In 2009 the Alan Milburn Report revealed an uncomfortable truth - the previous 12 years had seen a widening gap between rich and poor and a decline in social mobility, and that children from the poorer social groups now have less chance of getting into the elite universities and the top professions than children born in 1958.
The report also showed that the 7 percent of the population who go to private schools (oddly called public schools) not only still dominate British society, but their dominance is increasing. They produce 75 percent of Britain's judges, 70 percent of finance directors, 45 percent of top civil servants and 32 percent of MPs. Commented The Guardian newspaper: "Behind its modern veneer, British society is determined by who you know, and who your parents are."
In Britain today, there are 70 applicants for every vacancy. In a country where nexus rules, it is the kids who are not well connected who hurt must. Upper class parents, with their school and university contacts, can more easily get jobs and internships for their children.
Perhaps the only thing Karl Marx (who incidentally cooked up his discredited theories in Britain) got right is that the most difficult thing a person can do is to break free from his class. In Britain, where your accent gives away your social standing, gentrification, or the improvement in social standing, has become nearly impossible for the underclass.
Riots are inevitable in a country where the recession threatens to produce a generation of young people who have been trying and failing to get jobs, and have lost the will to work. And it's likely to get worse; the Centre for Cities, a British think tank, projects that by late 2011, youth unemployment will nearly triple.
Political disconnect
Britain hasn't had a popular leader in decades. After the smarmy Tony Blair, it is now the elitist David Cameron's turn to rip off the country.

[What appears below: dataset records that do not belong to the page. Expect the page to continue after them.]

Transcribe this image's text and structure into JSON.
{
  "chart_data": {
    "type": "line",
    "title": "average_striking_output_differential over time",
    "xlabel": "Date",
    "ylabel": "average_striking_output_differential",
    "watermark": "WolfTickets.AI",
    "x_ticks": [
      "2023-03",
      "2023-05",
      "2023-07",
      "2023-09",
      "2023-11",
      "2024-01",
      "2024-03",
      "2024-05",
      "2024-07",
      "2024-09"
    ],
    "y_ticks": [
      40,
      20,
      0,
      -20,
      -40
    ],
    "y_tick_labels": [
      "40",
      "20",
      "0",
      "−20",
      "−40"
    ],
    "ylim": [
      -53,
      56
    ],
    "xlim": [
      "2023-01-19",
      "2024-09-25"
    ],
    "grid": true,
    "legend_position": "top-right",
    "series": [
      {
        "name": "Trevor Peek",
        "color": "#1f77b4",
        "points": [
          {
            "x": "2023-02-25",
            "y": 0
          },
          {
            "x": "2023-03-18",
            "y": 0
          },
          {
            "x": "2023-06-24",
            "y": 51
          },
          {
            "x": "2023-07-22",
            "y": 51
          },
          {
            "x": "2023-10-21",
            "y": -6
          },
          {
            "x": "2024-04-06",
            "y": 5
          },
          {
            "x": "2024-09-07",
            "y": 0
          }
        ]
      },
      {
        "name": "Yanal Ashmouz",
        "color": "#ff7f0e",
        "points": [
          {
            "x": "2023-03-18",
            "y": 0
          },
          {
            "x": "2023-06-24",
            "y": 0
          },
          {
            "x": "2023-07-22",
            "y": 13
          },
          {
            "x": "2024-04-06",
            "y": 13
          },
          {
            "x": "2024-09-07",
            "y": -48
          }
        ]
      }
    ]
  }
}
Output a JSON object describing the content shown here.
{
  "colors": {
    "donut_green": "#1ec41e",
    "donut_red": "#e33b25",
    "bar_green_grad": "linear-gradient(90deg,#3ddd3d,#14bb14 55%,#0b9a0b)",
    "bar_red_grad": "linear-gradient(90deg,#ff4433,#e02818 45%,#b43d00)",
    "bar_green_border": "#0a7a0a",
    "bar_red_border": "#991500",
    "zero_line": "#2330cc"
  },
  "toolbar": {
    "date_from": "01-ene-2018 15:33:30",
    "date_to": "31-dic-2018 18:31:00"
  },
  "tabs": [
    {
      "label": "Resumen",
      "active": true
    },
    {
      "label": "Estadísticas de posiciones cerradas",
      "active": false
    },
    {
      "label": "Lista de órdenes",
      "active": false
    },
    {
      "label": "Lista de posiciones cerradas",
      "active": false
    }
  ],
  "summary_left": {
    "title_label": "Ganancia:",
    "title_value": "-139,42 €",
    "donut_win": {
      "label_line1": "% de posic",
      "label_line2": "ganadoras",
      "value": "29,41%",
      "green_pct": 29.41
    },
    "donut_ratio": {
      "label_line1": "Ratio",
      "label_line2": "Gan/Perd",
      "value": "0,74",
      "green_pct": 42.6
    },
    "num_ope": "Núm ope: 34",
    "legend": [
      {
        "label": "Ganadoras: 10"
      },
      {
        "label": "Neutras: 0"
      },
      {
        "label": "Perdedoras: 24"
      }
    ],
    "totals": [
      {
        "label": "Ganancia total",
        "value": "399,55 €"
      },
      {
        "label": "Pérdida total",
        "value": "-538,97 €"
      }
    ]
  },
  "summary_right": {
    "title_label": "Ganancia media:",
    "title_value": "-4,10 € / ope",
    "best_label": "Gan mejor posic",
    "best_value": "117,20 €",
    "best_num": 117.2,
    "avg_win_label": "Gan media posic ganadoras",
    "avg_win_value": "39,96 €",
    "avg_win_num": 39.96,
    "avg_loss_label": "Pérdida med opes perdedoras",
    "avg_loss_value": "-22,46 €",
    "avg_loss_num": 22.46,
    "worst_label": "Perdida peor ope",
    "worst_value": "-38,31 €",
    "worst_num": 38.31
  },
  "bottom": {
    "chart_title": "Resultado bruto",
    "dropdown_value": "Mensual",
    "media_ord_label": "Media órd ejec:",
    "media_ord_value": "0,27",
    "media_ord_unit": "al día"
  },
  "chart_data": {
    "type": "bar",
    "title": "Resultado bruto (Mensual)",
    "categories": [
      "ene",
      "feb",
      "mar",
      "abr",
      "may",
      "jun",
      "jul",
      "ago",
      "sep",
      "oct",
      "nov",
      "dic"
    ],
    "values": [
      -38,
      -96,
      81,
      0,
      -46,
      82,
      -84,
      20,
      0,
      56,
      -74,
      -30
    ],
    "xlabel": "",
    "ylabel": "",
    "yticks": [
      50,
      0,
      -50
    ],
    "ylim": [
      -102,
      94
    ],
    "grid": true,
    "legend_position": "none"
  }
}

The new Prime Minister came to power after considerable horse trading following a fractured electoral verdict. Britain is therefore governed by a party which does not command the support of a majority of voters. That both Cameron and Boris Johnson, the mayor of London, were holidaying abroad and returned only after the country had endured three days of rioting, shows the disconnect between the elites and the rest.
Labour leader Ed Miliband has stirred things up by catering to the simmering class envy in the country. He taunted Cameron about his days as a member of the Bullingdon Club, "a raucous dining club for gilded toffs at Oxford with a track record of raucous, glass-breaking, food-throwing bad behaviour."
Cuts that hurt
While the old men jaw, the young men riot, spurred by the massive cuts in government spending, the tripling of tuition fees, and the stopping of the measly $50 (approx) student stipend, especially at a time when the UK's leading corporations have indulged in massive tax avoidance.
Much as the British elites would like to paint the rioters as unionized thugs or welfare louts, the reality is they represent the struggling middle class too. As the Guardian reported, "The young, the poor, and disadvantaged will feel the cuts chill first, especially in the most deprived neighbourhoods and regions. But the healthy and wealthy will not be immune from the erosion of public space and collective provision, whether through the closure of public toilets, swimming pools, arts galleries, museums and orchestras, or the sacking of the park rangers that keep public green space clean and safe.
A third of charities are likely to shut down, A&E and maternity units will start closing as waiting lists rise. Thousands more young people will join nearly a million already unemployed. Cuts to housing will see thousands end up sleeping on park benches and pavements.
Clearly, Britain slide towards Third Worldism isn't any slower than Ireland's or Spain's.